The rollout is staggered. Developers get it through the Gemini Live API and AI Studio. Google Meet is getting it in private preview for select business Workspace customers this month, with a wider rollout later in 2026. And the Google Translate app on Android and iOS already has it globally right now, which is the easiest way to try Korean voice translation today.

How To Actually Test This Right Now
You don't need a job offer, a paid plan, or a Korean friend on standby. You can hear it working in about five minutes.
Start with the Google Translate app. Gemini 3.5 Live Translate is already rolling out there globally on Android and iOS, so this is the fastest path to Korean voice translation right now. Update the app, open the Live translate feature, set the pair to English and Korean, and plug in any headphones. It mirrors the speaker's tone and stays a few seconds behind.

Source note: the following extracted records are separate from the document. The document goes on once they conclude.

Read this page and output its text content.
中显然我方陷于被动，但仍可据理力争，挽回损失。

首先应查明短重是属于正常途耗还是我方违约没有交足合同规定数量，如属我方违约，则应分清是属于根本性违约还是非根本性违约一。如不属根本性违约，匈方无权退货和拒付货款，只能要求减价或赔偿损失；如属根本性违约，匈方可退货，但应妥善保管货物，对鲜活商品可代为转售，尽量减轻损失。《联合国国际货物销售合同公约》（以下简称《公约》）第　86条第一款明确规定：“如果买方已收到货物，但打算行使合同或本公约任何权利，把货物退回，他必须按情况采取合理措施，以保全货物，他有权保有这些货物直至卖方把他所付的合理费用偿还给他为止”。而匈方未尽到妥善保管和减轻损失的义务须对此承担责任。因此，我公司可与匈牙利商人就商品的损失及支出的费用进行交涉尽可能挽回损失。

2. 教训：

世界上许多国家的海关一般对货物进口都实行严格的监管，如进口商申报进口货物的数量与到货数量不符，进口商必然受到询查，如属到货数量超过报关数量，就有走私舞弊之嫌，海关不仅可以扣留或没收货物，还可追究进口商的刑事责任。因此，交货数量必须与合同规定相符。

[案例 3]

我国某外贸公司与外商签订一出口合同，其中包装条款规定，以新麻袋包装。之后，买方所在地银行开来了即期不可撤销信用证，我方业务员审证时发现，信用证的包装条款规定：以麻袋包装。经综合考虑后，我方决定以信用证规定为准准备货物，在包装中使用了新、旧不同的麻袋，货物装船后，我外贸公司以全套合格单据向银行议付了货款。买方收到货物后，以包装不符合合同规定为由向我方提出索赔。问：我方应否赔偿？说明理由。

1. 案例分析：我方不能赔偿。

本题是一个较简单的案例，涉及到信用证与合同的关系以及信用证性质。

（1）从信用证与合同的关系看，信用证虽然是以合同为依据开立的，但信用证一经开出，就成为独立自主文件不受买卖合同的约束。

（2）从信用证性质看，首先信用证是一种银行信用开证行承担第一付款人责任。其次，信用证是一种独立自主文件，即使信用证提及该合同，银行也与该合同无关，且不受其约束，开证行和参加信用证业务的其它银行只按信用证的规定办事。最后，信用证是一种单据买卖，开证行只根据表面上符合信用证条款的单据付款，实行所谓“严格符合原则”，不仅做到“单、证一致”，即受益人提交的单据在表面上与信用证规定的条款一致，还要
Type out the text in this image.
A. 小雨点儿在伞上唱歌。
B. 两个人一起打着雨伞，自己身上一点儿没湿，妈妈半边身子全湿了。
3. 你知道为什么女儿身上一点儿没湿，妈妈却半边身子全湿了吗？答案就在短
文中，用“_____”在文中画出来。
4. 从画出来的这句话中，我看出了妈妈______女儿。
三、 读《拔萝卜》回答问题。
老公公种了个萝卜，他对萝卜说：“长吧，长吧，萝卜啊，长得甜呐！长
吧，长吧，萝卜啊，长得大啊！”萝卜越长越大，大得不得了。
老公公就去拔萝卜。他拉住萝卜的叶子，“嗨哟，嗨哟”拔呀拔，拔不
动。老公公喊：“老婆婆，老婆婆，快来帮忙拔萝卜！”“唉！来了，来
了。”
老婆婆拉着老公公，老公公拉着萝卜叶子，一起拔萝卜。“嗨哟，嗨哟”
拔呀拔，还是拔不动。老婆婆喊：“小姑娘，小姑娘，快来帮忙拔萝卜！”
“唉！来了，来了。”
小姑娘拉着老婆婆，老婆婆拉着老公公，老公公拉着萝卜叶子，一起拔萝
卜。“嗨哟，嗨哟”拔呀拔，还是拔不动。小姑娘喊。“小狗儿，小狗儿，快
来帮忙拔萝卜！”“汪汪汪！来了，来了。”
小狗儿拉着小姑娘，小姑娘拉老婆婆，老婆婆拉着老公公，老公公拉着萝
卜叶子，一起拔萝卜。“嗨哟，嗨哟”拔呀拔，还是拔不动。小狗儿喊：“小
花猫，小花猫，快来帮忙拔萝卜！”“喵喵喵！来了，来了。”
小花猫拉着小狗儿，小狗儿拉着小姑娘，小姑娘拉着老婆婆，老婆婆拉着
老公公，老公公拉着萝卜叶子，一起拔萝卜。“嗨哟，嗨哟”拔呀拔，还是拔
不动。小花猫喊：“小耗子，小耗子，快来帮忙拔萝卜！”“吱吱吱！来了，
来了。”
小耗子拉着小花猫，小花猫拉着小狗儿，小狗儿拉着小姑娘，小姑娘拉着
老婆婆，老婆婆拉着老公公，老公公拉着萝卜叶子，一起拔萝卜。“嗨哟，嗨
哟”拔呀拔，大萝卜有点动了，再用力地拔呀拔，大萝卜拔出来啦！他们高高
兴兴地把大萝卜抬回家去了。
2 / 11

Run a real test. Play a Korean YouTube clip, drama, or podcast and let the app translate it into spoken English in your ear. You'll hear the short lag and how it handles normal speech versus slang. On Android, try the new listening mode: hold the phone to your ear like a regular call and the translated audio streams straight to you, no headphones needed.
For the Meet version, the upgrade is in private preview for select business Workspace customers this month, with a broader rollout later in 2026. If your company runs on Google Workspace, it may be worth asking your admin to opt in.
Why This Matters If You Want To Work In Korea
Think about what actually blocks a foreigner in a Korean office. It's the meeting where decisions get made, the technical review, the moment your manager asks for your read on something and you freeze because you're translating in your head.
Live captions take that pressure off. You can follow the discussion in real time, jump in when it's your turn. That's the part that just changed.
And here's something people underestimate: a huge number of roles in Korea already run in English. Multinationals, startups chasing global markets, engineering teams, and global companies with Seoul offices often work in English by default. Add live translation on top, and the pool of jobs you can realistically do widens fast. Check out my article here on how to find English-friendly roles in Korea.
The Honest Catch
The takeaway is simple. Working in Korea without fluent Korean was already possible, I'm proof of it, and AI translation is making it more accessible by the month. The reading side works for Korean now, the spoken side is on its way (it’s probably being developed as you’re reading this), and the jobs that run in English are already out there.
If you've been telling yourself "someday, once I'm fluent," consider this your nudge to start applying now.